Building an e-Commerce website with Node – Part 21 – Using passport and passport-local libraries for authentication

The passport is an authentication middleware for Node.js. Using passport you can authenticate using a username and a password, Facebook, Twitter etc. You can learn more about passport at the following link:

First of all we need to require the passport library. In the server.js file just below the var MongoStore go ahead and type the following code:

var passport = require(‘passport’);

Next, we want to install the passport library. We do that using the terminal. In your terminal go ahead and install passport using the following command:

npm install passport --save

Now, we need to create a passport.js file. In the config folder create a file and name it passport.js.

In order to use passport.js in one of our routes (specifically in the log in) we need to configure it first. It is just a new rule in the config file so the login can use it. It is actually a middleware. We also need to require a new library called passport-local which is a username and password authentication strategy for Passport and Node.js.

var passport = require(‘passport’);
var LocalStrategy = require(‘passport-local’).Strategy;

Now we need to install the passport-local library. The passport-local library is used to handle user authentication with username and password. You can learn more about passport-local at the following link: Go to your terminal and type in the following comand:

npm install passport-local --save

Now, in the passport.js we need to create three sections, so our code will stay organized.

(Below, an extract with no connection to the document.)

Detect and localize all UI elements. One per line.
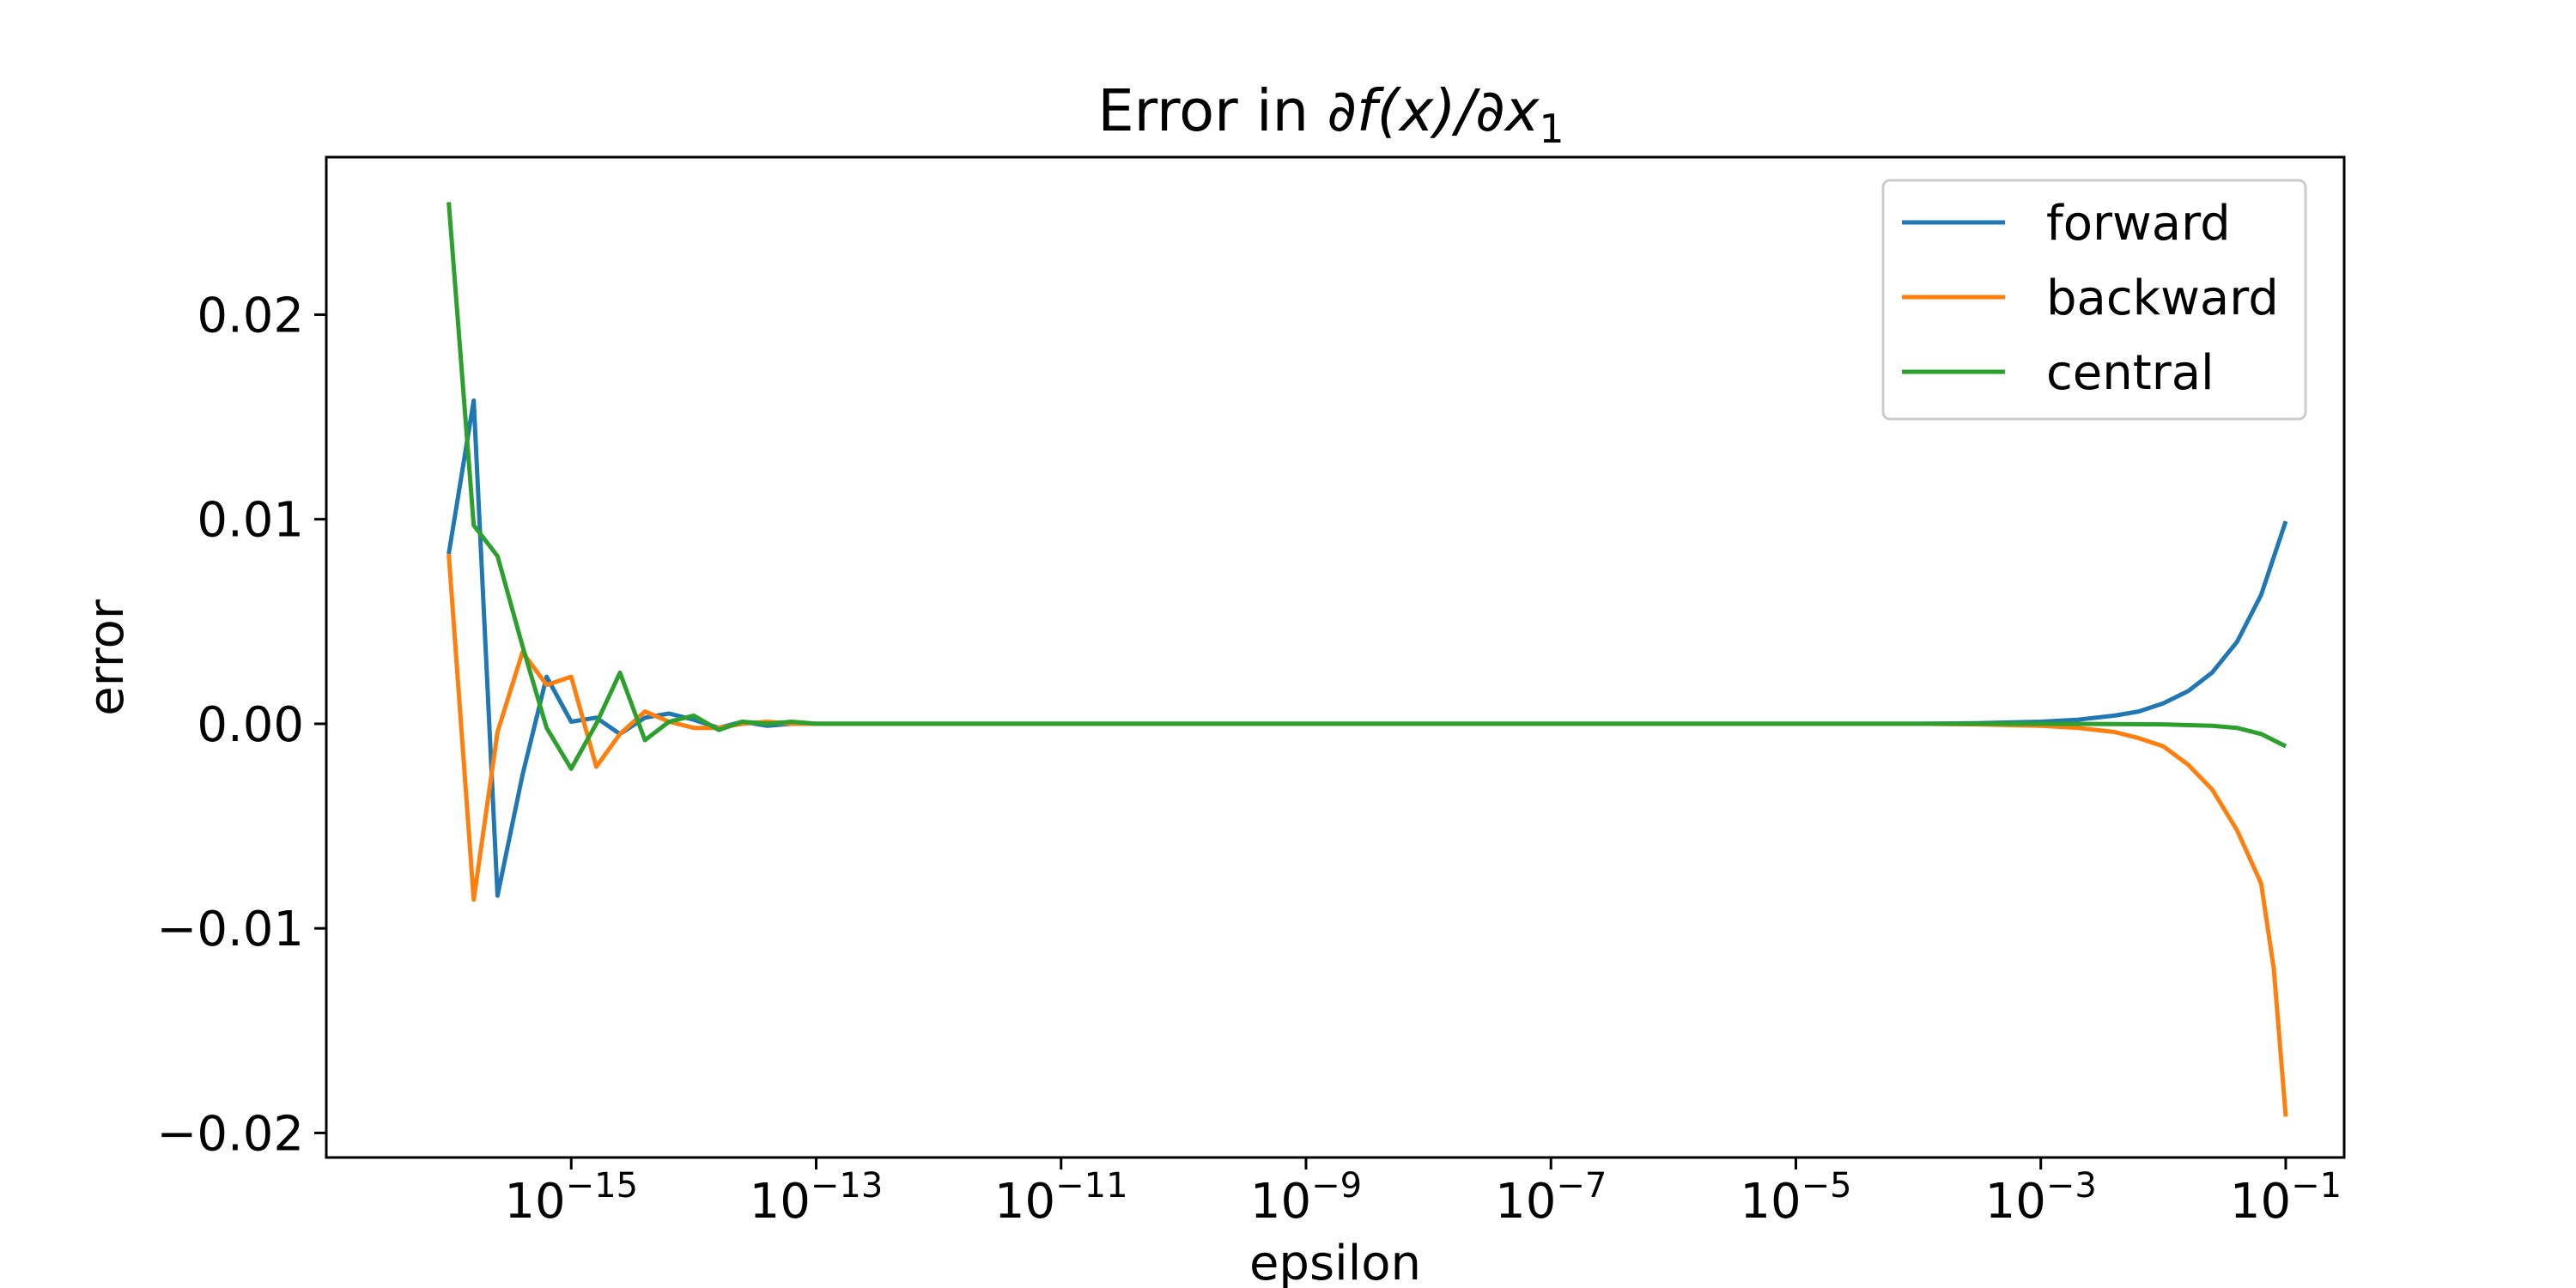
x-tick-label: 10−1 xyxy=(2230,1166,2342,1230)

Section 1 – Serialize and deserialize user objects.
Section 2 – Write the middleware that will process the login mechanism.
Section 3 – A custom function for validation.

Section 1

// Section 1 - Serialize and Desirialize user objects
passport.serializeUser(function(user, done) {
  done(null, user._id);

passport.deserializeUser(function(id, done) {
  User.findById(id, function(err, user) {
    done(err, user);

Serialization means that data structures are translated into a format that can be stored. Our data structure is the user object. This data will be stored in connect-mongo.
The key of user object provided in the second argument of the callback function (which is user._id), in serialized functions it is saved in session and it is used to retrieve the whole object via the deserialize function.

The _id is automatically given by the mongoDB.

So, later on if you want to access a user that is logged in you just type req.user.
In the deseriaze part, findById is one of mongoose methods. So, the key here is the id.

That is all about the first section.

Section 2

// Middleware
passport.use('local-login', new LocalStrategy({
  usernameField: 'email',
  passwordField: 'password',
  passReqToCallback: true
}, function(req, email, password, done) {
  User.findOne({ email: email}, function(err, user) {
    if (err) return done(err);

    if (!user) {
      return done(null, false, req.flash('loginMessage', 'No user has been found'));

    if (!user.comparePassword(password)) {
      return done(null, false, req.flash('loginMessage', 'Wrong Password'));
    return done(null, user);

First you need to name the middleware. I named it “local-login”.
Next we created a new instance of LocalStrategy object and pass it the required fields. By default, LocalStrategy uses two fields, username and password.
Next, there is a function to validate everything and give the appropriate messages. I think it is self explanatory.

Section 3

// Custom function to validate
exports.isAuthenticated = function(req, res, next) {
  if (req.isAuthenticated()) {
    return next();

isAuthenticated is the name I have given to the function.
This function checks if the user is logged in or not.
If the user is authenticated then just go ahead.
If the user is not authenticated then redirect the user to the login page (which is not yet created).